Using tensorflow learn, it seems like it's giving me the reverse output and I have no idea why:
from tensorflow.contrib import learn
classifier = learn.DNNClassifier(hidden_units=[5, 3], n_classes=2)
or_input = np.array([[0.,0.], [0.,1.], [1.,0.]])
or_output = np.array([[0,1,1]]).T
classifier.fit(or_input, or_output, steps=0.05, batch_size=3)
classifier.predict(np.array([ [1., 1.], [1., 0.] , [0., 0.] , [0., 1.]]))
[out]:
array([0, 0, 1, 0])
If I'm doing it "old-school", without the tensorflow.learn as follows, I get the expected answer.
import tensorflow as tf
# Parameters
learning_rate = 1.0
num_epochs = 1000
# Network Parameters
input_dim = 2 # Input dimensions.
hidden_dim_1 = 5 # 1st layer number of features
hidden_dim_2 = 3 # 2nd layer number of features
output_dim = 1 # Output dimensions.
# tf Graph input
x = tf.placeholder("float", [None, input_dim])

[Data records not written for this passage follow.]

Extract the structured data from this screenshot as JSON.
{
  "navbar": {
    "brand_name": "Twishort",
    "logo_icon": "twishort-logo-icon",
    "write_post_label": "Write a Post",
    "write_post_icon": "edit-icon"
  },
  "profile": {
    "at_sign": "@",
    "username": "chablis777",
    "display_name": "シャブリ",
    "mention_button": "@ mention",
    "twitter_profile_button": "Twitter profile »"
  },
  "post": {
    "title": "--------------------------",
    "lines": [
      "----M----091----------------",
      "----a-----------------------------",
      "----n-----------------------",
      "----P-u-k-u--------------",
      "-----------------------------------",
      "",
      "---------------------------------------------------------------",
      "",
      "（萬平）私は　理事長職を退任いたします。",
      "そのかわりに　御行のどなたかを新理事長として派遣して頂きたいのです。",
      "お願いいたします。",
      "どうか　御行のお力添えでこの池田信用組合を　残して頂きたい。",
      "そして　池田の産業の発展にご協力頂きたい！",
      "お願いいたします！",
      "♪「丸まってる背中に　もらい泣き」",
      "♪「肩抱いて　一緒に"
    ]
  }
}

y = tf.placeholder("float", [hidden_dim_2, output_dim])
# With biases.
weights = {
'syn0': tf.Variable(tf.random_normal([input_dim, hidden_dim_1])),
'syn1': tf.Variable(tf.random_normal([hidden_dim_1, hidden_dim_2])),
'syn2': tf.Variable(tf.random_normal([hidden_dim_2, output_dim]))
}
biases = {
'b0': tf.Variable(tf.random_normal([hidden_dim_1])),
'b1': tf.Variable(tf.random_normal([hidden_dim_2])),
'b2': tf.Variable(tf.random_normal([output_dim]))
}
# Create a model
def multilayer_perceptron(X, weights, biases):
# Hidden layer 1 + sigmoid activation function
layer_1 = tf.add(tf.matmul(X, weights['syn0']), biases['b0'])
layer_1 = tf.nn.sigmoid(layer_1)
# Hidden layer 2 + sigmoid activation function
layer_2 = tf.add(tf.matmul(layer_1, weights['syn1']), biases['b1'])

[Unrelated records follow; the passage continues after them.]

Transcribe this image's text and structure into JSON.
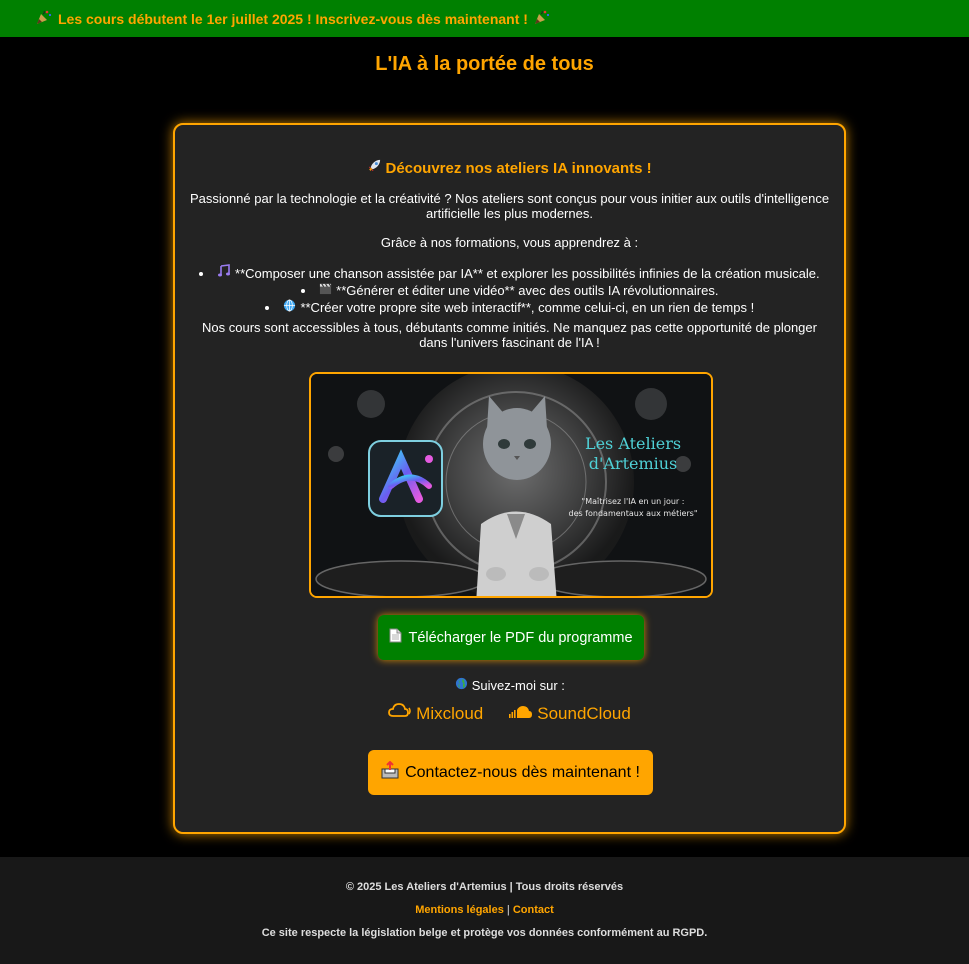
{
  "banner": {
    "text": "Les cours débutent le 1er juillet 2025 ! Inscrivez-vous dès maintenant !",
    "icon": "party-popper-icon"
  },
  "site": {
    "title": "L'IA à la portée de tous"
  },
  "card": {
    "heading": "Découvrez nos ateliers IA innovants !",
    "heading_icon": "rocket-icon",
    "intro": "Passionné par la technologie et la créativité ? Nos ateliers sont conçus pour vous initier aux outils d'intelligence artificielle les plus modernes.",
    "learn_intro": "Grâce à nos formations, vous apprendrez à :",
    "features": [
      {
        "icon": "music-note-icon",
        "text": "**Composer une chanson assistée par IA** et explorer les possibilités infinies de la création musicale."
      },
      {
        "icon": "clapperboard-icon",
        "text": "**Générer et éditer une vidéo** avec des outils IA révolutionnaires."
      },
      {
        "icon": "globe-icon",
        "text": "**Créer votre propre site web interactif**, comme celui-ci, en un rien de temps !"
      }
    ],
    "outro": "Nos cours sont accessibles à tous, débutants comme initiés. Ne manquez pas cette opportunité de plonger dans l'univers fascinant de l'IA !"
  },
  "hero": {
    "brand_line1": "Les Ateliers",
    "brand_line2": "d'Artemius",
    "tagline_line1": "\"Maîtrisez l'IA en un jour :",
    "tagline_line2": "des fondamentaux aux métiers\"",
    "logo_text": "Ai"
  },
  "actions": {
    "pdf_label": "Télécharger le PDF du programme",
    "pdf_icon": "document-icon",
    "follow_label": "Suivez-moi sur :",
    "follow_icon": "earth-globe-icon",
    "socials": [
      {
        "name": "Mixcloud",
        "icon": "mixcloud-icon"
      },
      {
        "name": "SoundCloud",
        "icon": "soundcloud-icon"
      }
    ],
    "contact_label": "Contactez-nous dès maintenant !",
    "contact_icon": "outbox-tray-icon"
  },
  "footer": {
    "copyright": "© 2025 Les Ateliers d'Artemius | Tous droits réservés",
    "legal_link": "Mentions légales",
    "separator": "|",
    "contact_link": "Contact",
    "rgpd": "Ce site respecte la législation belge et protège vos données conformément au RGPD."
  },
  "colors": {
    "accent": "#ffa500",
    "banner_bg": "#008000",
    "card_bg": "#232323",
    "pdf_button": "#008000"
  }
}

layer_2 = tf.nn.sigmoid(layer_2)
# Output layer
out_layer = tf.matmul(layer_2, weights['syn2']) + biases['b2']
out_layer = tf.nn.sigmoid(out_layer)
return out_layer
# Construct model
pred = multilayer_perceptron(x, weights, biases)

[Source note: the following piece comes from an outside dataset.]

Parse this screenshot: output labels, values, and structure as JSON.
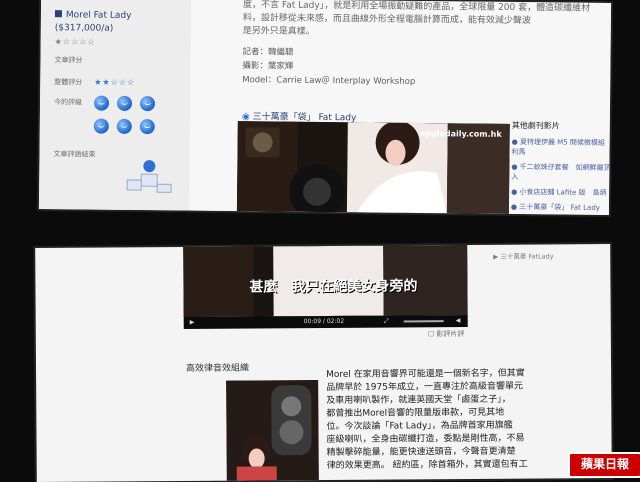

# Define loss and optimizer
cost = tf.sub(y, pred)
# Or you can use fancy cost like:
##tf.reduce_mean(tf.nn.softmax_cross_entropy_with_logits(pred, y))
optimizer = tf.train.GradientDescentOptimizer(learning_rate).minimize(cost)
init = tf.initialize_all_variables()
or_input = np.array([[0.,0.], [0.,1.], [1.,0.]])
or_output = np.array([[0.,1.,1.]]).T
# Launch the graph
with tf.Session() as sess:
sess.run(init)
# Training cycle
for epoch in range(num_epochs):
batch_x, batch_y = or_input, or_output # Loop over all data points.
# Run optimization op (backprop) and cost op (to get loss value)
_, c = sess.run([optimizer, cost], feed_dict={x: batch_x, y: batch_y})
#print (c)
# Now let's test it on the unknown dataset.
new_inputs = np.array([[1.,1.], [1.,0.]])
feed_dict = {x: new_inputs}
predictions = sess.run(pred, feed_dict)
print (predictions)
[out]:
[[ 0.99998868]
[ 0.99998868]]
Why is it that I am getting the reversed output using tensorflow.learn? Am I doing something wrongly using the tensorflow.learn?
How do I get the tensorflow.learn code to produce the same output as the "old-school" tensorflow framework?
If you specify the right argument for steps you get the good results:
classifier.fit(or_input, or_output, steps=1000, batch_size=3)
Result:
array([1, 1, 0, 1])
How does steps work
The steps argument specifies the number of times you run the training operation. Let me give you some examples:
with batch_size = 16 and steps = 10, you will see a total of 160 examples
in your example, batch_size = 3 and steps = 1000, the algorithm will see 3000 examples. In fact, it will see 1000 times the same 3 examples you provided
So, steps is not the number of epochs, it is the number of times you run the training op, or the number of times you see a new batch.
Why is steps = 0.05 allowed?
In the tf.learn code, they don't check if steps is an integer. They just run a while loop checking that (at this line):
last_step < max_steps
So if max_steps = 0.05, it will behave the same as if max_steps = 1 (last_step is incremented in the loop).